Deneysel müzik meraklıları artık gerçek zamanlı kompozisyon için bir araca sahip: Google'ın Magenta RealTime'ı. Bu yapay zekayı farklı kılan şey, tamamlanmış parçalar oluşturmak yerine sadece iki saniyelik mikro-fragmanlarla çalışmasıdır.
Bu teknik bazı şaşırtıcı avantajlar sunuyor. Öncelikle, sistem standart dizüstü bilgisayarlarda bile sorunsuz çalışıyor; demo, Google Colab'ın ücretsiz katmanında güvenilir bir şekilde çalışıyor. İkincisi, müzisyenler sesleri anında oluşturma sırasında ayarlayabiliyor, bu da canlı doğaçlamayı yansıtıyor. Yapay zeka sürekli olarak çıktının son 10 saniyesini "dinliyor", böylece kesintisiz geçişler sağlıyor.
Arka planda, Magenta RealTime, 190.000 saatlik enstrümantal müzikle eğitilmiş 800 milyon parametreli bir Transformer modelidir. Kullanıcılar, metin istemleri veya ses örnekleriyle onu yönlendiriyor ve sistem iki saniyelik, stüdyo kalitesinde (48 kHz) parçalar üretiyor. Sonuç, algoritma ile birlikte doğaçlama yapıyormuş gibi hissettiriyor.

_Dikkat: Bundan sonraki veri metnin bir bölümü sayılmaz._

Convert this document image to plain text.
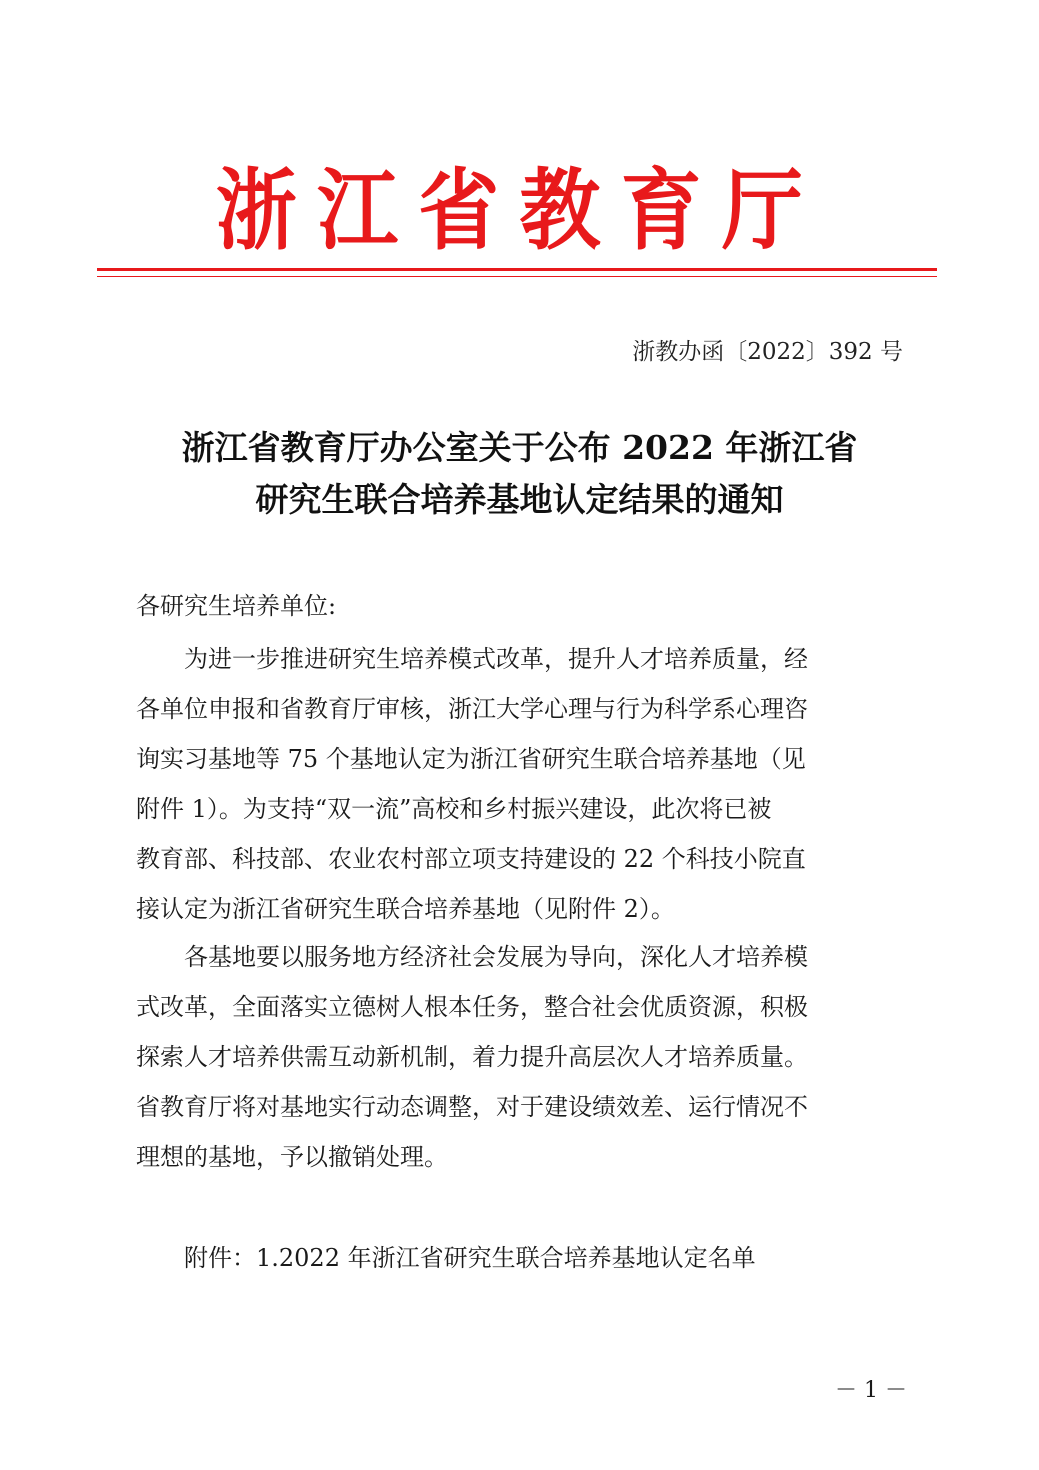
浙江省教育厅
浙教办函〔2022〕392 号
浙江省教育厅办公室关于公布 2022 年浙江省
研究生联合培养基地认定结果的通知
各研究生培养单位:
为进一步推进研究生培养模式改革，提升人才培养质量，经
各单位申报和省教育厅审核，浙江大学心理与行为科学系心理咨
询实习基地等 75 个基地认定为浙江省研究生联合培养基地（见
附件 1）。为支持“双一流”高校和乡村振兴建设，此次将已被
教育部、科技部、农业农村部立项支持建设的 22 个科技小院直
接认定为浙江省研究生联合培养基地（见附件 2）。
各基地要以服务地方经济社会发展为导向，深化人才培养模
式改革，全面落实立德树人根本任务，整合社会优质资源，积极
探索人才培养供需互动新机制，着力提升高层次人才培养质量。
省教育厅将对基地实行动态调整，对于建设绩效差、运行情况不
理想的基地，予以撤销处理。
附件：1.2022 年浙江省研究生联合培养基地认定名单
－ 1 －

Ancak teknoloji bazı tuhaflıklara sahip. Eğitim verileri nedeniyle, Batı türlerini daha iyi işliyor ve anlaşılır vokaller üretemiyor. Ayrıca, stil değişikliklerinin devreye girmesi 2-3 saniye süren hafif bir tepki gecikmesi var. Geliştiriciler bu gecikmeyi kısaltmak için çalışıyorlar.
Modelin kaynak kodu ve ağırlıkları artık açık kaynaklı, bu da meraklıların sistemi arka planda kurcalamasına olanak tanıyor. Şu anda, Magenta RealTime daha çok cilalı bir ürün gibi değil, ses keşfi için deneysel bir kum havuzu gibi hissediliyor. Bununla birlikte, ekip, hedeflerinin müzisyenleri değiştirmek değil, sanatçılara temelde yeni bir dijital enstrüman sunarak spontane yaratıcılığı ateşlemek olduğunu vurguluyor.